Can you daytrade in an 401k/IRA account

Discussion in 'Trading' started by Adobian, Dec 9, 2008.

  1. Adobian

    Adobian

    My employer set up a 401K account for me with Schwab. I found out today that Schwab could not change this account to Margin account for daytrading. I asked if rolling over to IRA account will help and they said no.

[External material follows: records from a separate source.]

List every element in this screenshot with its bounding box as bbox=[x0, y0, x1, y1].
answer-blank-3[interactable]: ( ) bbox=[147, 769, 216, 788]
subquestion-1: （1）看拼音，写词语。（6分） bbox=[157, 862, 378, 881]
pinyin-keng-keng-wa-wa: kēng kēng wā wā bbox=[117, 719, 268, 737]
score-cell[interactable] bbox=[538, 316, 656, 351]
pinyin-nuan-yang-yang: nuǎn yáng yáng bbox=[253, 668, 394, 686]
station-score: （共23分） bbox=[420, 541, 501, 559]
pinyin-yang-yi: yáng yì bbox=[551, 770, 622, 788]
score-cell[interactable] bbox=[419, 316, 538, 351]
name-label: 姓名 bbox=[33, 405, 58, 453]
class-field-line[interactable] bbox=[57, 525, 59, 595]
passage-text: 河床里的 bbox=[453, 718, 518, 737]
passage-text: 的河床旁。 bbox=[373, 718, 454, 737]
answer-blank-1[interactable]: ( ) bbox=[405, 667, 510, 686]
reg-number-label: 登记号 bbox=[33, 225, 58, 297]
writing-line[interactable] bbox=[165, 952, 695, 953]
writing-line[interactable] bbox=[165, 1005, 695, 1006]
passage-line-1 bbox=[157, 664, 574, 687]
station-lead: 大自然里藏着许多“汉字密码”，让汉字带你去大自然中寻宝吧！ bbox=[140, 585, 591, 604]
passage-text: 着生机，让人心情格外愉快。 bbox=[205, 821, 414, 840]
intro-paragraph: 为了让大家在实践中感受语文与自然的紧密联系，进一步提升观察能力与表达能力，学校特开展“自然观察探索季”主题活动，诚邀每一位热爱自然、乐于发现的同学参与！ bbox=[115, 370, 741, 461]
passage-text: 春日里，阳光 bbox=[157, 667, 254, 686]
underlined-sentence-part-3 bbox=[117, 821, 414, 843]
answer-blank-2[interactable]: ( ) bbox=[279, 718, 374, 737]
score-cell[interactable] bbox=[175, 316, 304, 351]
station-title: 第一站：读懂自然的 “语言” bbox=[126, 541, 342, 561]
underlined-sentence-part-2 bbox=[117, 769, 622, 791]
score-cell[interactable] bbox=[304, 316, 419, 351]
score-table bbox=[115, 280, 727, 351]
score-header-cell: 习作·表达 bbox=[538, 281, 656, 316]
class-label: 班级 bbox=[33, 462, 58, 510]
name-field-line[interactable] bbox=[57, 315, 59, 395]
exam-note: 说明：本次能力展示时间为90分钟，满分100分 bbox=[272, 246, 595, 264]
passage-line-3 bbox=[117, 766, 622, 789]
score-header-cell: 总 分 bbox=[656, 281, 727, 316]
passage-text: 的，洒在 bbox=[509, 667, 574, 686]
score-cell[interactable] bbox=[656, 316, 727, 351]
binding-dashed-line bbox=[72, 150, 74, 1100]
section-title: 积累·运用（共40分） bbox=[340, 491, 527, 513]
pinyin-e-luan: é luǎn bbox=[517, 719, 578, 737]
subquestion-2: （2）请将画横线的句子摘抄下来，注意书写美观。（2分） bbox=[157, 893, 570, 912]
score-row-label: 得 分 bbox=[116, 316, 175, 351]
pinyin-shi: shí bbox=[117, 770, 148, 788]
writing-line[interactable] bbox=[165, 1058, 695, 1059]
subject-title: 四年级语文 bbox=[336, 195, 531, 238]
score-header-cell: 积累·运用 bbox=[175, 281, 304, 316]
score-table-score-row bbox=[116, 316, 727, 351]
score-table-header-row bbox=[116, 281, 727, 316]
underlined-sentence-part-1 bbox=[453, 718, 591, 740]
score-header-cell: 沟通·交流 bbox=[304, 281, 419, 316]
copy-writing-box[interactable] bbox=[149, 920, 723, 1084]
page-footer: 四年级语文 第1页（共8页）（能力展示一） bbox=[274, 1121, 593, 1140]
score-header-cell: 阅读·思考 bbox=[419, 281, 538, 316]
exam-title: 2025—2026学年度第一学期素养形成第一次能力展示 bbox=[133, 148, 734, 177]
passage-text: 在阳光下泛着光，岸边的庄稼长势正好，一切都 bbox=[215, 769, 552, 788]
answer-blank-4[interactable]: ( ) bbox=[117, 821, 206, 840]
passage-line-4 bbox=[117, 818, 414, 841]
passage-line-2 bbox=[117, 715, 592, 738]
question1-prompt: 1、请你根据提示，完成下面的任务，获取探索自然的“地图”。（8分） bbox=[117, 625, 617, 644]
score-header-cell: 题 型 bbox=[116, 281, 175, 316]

No margin account for 401K or IRA.

    Is this the same for all brokerage firms?
     
  2. wenzi

    wenzi

    Is your question about day trading or margin ?
     
  3. Surdo

    Surdo

    NO broker allows trading on margin in IRA/401K accounts.

    How would you replenish the funds on a margin call higher than the maximum allowed IRA annual contribution?

    Multiple daily buying/selling in a CASH account would be free riding!
     
  4. Adobian

    Adobian

    In order to daytrade, you need a margin account.
    I daytraded once and they restricted my account for 90 days with "trading only settled fund". That means after I sell, I have to wait 3 days to have the fund available to buy something again.
     
  5. Surdo

    Surdo

    You just answered your own question, what is the point of this thread?
     
  6. Adobian

    Adobian

    Occasionally, we got jerks like this.
     
  7. Surdo

    Surdo

    I took the time to respond intelligently to you, so LMB's you ingrate.
     
  8. JackR

    JackR

    You may day trade in an IRA account. I know IB offers this capability and believe TOS does as well.

    From IB's Web Site:
    US resident customers may open cash or margin Individual Retirement Accounts (IRA). IRA margin accounts may never borrow, but are afforded all the other benefits of a margin account such as the ability to day trade, and the ability to trade multiple currencies and multiple currency products....


    Emphasis added.

    Jack
     
  9. tradersboredom

    tradersboredom Guest

    daytrading stocks in 401k is a waste of time and commissions.
    401k should be for investing long term


    daytrade futures instead.


     
  10. FUTURES may be daytraded in your IRA (not 401K) account.

    You contact a broker, and they will have you go through a trust company - only way to do it un USA. (mtrustcompany.com is the biggest and in my opinion, the best. They only hold back $500, instead of a large % of your money like several other trust companies do).